Non si tratta ovviamente della madre di Yvonne, ma di quella di un ufficiale, il sottotenente Gabriele, che scrisse quella dedica a mo’ di titolo per un suo dattiloscritto, ritrovato in archivio e integralmente trascritto nel libro: un pacchetto di fogli di velina tenuti assieme da una graffetta arrugginita.

È un memoriale di guerra (della seconda guerra mondiale, in questo caso, durante la quale lo scrivente fu fatto prigioniero da due paracadutisti americani a Menfi, in Sicilia, subito dopo lo sbarco alleato).

Ed è una memoria infelice. “L’esperienza di questi ultimi due anni, da quando sono partito soldato, è stata per me oggetto di nausea per tutto ciò che è vita esterna; oggi più che mai mi sono convinto che nulla si può sperare da ciò che ci circonda se non inganni e disillusioni”.
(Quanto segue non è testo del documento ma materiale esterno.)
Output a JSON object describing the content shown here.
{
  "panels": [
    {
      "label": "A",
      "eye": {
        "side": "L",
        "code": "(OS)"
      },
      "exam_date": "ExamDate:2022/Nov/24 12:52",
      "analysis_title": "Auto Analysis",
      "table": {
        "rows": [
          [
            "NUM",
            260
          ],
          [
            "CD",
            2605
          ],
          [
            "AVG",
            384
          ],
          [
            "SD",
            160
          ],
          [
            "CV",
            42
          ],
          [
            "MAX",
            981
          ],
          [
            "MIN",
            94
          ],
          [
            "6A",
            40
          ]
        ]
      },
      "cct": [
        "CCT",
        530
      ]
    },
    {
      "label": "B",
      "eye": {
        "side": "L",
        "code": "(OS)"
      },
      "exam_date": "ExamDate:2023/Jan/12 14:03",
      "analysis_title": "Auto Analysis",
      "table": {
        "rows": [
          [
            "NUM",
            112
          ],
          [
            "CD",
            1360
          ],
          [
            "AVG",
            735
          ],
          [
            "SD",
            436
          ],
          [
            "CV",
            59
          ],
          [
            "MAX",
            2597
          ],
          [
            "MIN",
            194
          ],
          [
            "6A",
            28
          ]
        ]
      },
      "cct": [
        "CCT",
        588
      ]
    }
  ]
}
È curioso trovare nei cassetti di una istituzione militare una così accorata denuncia dell’insensatezza della guerra, maturata attraverso l’umiliazione della prigionia: “Perdere il diritto della propria volontà per lasciarli in mano altrui è qualcosa di spaventoso, essere privati della propria libertà, di quella libertà che è l’aspirazione di qualsiasi essere umano, è come ammazzare moralmente il proprio essere togliendogli quel sia pur minimo alito di vita”.

Una frase che potrebbe essere detta tale e quale anche della disciplina militare, ma qui ammetto di prestare un po’ troppo i miei pensieri al sottotenente amareggiato. Che pure esclama, verso la fine, poco marzialmente: “Come ti illudetevi, o Gabriele, nella vita speravi di poter attuare ogni tuo più intimo sentimento di conquista e invece vedi ora come ti sei illuso, poiché il destino avverso ha tutto distrutto nel tuo animo”.

Ed è difficile non leggere come un addio alle armi la promessa finale: “Ora che ho compreso quanto è triste la vita ti giuro, mamma, che al mio ritorno non aspirerei ad altro che a lavorare solo per far felice te che hai tanto sofferto per il mio benessere”.